Ma semaine suisse

Un siècle religieux

L’exportation et le développement de l’islam dans nos sociétés sécularisées nous confrontent à la perte d’influence des églises chrétiennes. Cela ne va pas sans tensions et sans rejets

On n’aura jamais autant parlé de religion qu’en ce siècle supposé être celui de la rupture avec l’organisation religieuse du monde. L’exportation et le développement de l’islam dans nos sociétés sécularisées nous confrontent à la perte d’influence des églises chrétiennes. Cela ne va pas sans tensions et sans rejets. La revue Terra cognita, publiée par la Commission fédérale des migrations, consacre précisément son dernier numéro à ce phénomène, le grand retour de la religion dans le débat public alors que les individus sont de moins en moins religieux.

Il y a certes les différences culturelles entre la population d’origine suisse et une immigration venue de Turquie, des Balkans puis d’Afrique, d’Asie ou du Proche-Orient, mais il y a surtout la peur de la société européenne d’être un jour submergée. Cette crainte vise essentiellement l’islam. Le débat d’hier sur les immigrés s’est transformé en islamisation du discours sur l’immigration. Selon l’une des thèses de Terra cognita exposée par Anaïd Lindemann, chercheuse affiliée à l'Institut de sciences sociales des religions contemporaines: «Les musulmans sont une figure de l’étranger qui a supplanté celle des travailleurs sud-européens du siècle précédent.»

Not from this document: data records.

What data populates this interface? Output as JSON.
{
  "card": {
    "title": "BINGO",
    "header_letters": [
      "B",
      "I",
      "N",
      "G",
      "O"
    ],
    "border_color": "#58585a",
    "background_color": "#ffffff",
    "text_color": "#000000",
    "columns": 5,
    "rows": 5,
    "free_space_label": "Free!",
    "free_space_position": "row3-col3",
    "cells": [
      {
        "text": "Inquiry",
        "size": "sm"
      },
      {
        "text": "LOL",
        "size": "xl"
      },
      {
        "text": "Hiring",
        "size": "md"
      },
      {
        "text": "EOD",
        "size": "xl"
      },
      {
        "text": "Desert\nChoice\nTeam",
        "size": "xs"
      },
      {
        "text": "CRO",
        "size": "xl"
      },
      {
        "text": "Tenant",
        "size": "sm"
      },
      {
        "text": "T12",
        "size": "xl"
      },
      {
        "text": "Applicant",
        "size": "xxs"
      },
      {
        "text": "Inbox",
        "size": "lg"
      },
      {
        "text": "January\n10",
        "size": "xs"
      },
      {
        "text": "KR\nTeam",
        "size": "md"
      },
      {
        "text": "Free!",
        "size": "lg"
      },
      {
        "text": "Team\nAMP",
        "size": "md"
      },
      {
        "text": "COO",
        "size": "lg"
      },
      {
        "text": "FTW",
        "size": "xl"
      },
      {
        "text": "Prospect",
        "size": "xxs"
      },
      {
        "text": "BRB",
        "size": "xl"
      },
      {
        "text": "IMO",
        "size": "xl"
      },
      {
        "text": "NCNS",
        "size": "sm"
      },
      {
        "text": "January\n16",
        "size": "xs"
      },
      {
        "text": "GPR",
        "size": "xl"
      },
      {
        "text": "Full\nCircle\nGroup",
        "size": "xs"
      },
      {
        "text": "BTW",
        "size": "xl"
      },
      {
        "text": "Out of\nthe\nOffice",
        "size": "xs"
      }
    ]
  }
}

Interdiction des minarets, initiatives pour interdire la burqa ou le voile intégral, opposition au Centre d’études sur l’islam, résistances cantonales à la reconnaissance des communautés religieuses non chrétiennes, ces réactions épidermiques ou ces décisions démocratiques trouvent souvent leur justification dans le doute sur la compatibilité de l’islam avec une société démocratique et égalitaire. Prétexte aux réactions islamophobes et racistes ou expression d’une réelle interrogation, qu’importe. Le fait est qu’une large partie de l’opinion publique est prête à cautionner l’exclusion et le rejet.

Et c’est en quoi la Commission fédérale des migrations ne nous aide guère avec le dernier numéro de Terra cognita. Cette question en est pratiquement évacuée. Ignorer les peurs et les réactions xénophobes, culpabiliser, cela ne fait pas vraiment avancer l’intégration.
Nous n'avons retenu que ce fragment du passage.